Overwriting

On a good day, the manuscript flows from my fingers and appears in some nice format on the screen. The problem arises when I return to those good words to edit out the extraneous stuff and achieve a level of compression that succinctly creates the images I want, the scenes I want and the action I want. For the most part, the unwanted expansion happens in dialogue, primarily because conversation, real conversation between consenting adults, includes a lot of words that are not necessary. Another way to say this is that we don’t speak the way we write, and we shouldn’t write the way we speak. Now, that doesn’t mean that dialogue on the page needs to be so terse that we loose meaning. Rather, it means that written language does not need the recapping and repeating that occurs in lively conversation.

I’ve heard a few learned folks at the lectern speak in the concise way we should write and it’s a pleasure to listen to them. It’s also necessary to pay strict attention because there are few if any repetitions.
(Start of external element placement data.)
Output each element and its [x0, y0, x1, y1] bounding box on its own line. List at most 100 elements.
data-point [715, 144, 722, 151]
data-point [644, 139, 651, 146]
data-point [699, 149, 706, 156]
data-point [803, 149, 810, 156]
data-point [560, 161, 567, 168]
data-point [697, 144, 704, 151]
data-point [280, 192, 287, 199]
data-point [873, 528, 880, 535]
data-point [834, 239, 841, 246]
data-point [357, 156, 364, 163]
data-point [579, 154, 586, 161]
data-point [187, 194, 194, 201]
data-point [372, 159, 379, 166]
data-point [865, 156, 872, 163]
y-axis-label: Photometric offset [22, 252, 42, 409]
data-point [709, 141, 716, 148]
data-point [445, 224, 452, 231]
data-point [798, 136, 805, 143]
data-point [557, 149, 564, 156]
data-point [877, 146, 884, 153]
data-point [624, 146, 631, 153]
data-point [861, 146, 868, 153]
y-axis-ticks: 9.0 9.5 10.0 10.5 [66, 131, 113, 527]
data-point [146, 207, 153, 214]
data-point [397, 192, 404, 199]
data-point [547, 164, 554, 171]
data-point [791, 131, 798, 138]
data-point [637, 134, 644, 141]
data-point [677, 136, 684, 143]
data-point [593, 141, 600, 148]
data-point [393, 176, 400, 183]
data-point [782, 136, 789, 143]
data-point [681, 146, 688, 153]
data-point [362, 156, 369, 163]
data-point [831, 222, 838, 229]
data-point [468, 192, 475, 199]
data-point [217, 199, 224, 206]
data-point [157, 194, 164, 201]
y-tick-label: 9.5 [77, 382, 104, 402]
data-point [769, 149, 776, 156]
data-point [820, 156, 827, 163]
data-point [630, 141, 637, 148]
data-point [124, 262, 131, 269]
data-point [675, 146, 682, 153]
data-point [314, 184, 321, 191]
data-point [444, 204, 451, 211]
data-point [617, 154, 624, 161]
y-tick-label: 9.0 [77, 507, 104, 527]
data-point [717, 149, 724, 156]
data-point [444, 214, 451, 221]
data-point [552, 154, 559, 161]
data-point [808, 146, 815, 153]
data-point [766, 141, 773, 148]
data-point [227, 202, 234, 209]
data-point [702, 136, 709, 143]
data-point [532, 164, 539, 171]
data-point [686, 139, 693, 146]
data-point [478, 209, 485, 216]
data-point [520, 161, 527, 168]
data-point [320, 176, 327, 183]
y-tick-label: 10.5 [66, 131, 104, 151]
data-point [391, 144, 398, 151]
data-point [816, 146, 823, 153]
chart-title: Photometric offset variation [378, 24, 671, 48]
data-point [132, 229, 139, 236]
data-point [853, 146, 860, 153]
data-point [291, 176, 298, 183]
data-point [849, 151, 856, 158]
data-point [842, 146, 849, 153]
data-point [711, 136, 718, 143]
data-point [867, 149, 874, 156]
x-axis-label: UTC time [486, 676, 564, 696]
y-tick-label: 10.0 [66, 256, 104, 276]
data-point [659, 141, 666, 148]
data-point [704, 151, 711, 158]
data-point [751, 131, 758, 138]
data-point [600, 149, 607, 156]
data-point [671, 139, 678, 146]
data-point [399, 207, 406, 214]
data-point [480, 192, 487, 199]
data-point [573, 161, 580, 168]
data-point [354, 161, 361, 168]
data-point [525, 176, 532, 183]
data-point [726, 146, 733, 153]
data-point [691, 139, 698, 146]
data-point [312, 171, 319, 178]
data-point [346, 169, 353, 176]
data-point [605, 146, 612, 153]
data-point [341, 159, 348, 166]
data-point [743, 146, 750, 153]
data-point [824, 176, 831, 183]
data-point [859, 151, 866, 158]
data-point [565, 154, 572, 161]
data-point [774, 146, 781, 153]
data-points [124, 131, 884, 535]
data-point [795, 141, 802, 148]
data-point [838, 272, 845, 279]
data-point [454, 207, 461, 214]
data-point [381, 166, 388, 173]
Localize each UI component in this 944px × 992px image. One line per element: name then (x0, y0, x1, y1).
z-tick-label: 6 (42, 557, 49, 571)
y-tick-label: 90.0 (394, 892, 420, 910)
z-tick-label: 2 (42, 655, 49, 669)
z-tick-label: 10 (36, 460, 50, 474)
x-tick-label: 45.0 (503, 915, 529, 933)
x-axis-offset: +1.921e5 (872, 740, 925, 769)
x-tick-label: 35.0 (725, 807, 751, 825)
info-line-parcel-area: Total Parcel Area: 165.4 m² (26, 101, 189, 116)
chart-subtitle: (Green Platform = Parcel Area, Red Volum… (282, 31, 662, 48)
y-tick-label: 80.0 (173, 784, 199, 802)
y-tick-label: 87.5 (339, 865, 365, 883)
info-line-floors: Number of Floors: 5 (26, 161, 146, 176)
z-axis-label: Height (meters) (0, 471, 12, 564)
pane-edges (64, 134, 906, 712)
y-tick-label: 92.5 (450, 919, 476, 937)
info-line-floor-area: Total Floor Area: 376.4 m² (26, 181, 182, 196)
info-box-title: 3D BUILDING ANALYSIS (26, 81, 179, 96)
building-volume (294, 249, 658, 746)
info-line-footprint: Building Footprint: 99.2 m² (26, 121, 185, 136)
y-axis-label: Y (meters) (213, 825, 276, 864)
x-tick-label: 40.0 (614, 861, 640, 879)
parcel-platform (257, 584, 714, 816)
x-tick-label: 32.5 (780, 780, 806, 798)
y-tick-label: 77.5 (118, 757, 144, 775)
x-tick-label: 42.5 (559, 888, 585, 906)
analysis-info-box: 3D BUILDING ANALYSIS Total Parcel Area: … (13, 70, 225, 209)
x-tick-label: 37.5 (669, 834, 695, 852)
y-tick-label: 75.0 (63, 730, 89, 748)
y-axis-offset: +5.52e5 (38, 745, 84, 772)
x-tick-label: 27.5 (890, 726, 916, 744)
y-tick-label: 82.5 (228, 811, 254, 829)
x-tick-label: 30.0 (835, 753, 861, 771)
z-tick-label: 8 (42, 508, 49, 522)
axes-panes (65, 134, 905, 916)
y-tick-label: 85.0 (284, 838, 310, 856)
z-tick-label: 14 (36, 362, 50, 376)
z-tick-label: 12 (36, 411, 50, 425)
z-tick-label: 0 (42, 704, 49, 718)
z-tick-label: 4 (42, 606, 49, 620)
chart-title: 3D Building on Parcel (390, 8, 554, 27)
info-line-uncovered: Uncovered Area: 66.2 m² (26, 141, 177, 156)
One of the values of a good critique group is there ability to identify overwriting. It would be wonderful if we all saw this in our own writing, but it seems to have an invisibility quality when we read our own work. However once found, it suddenly stands out as the wasted ink that it truly is.

It is possible, I believe, to catch much of this overwriting ones self. It requires concentration and memory. Concentration is necessary to carefully discern the meaning of each sentence and memory is necessary to compare what you are saying with what you have said. As simple as this sounds, it’s quite difficult in practice. I’m working on it, and I hope you are, too.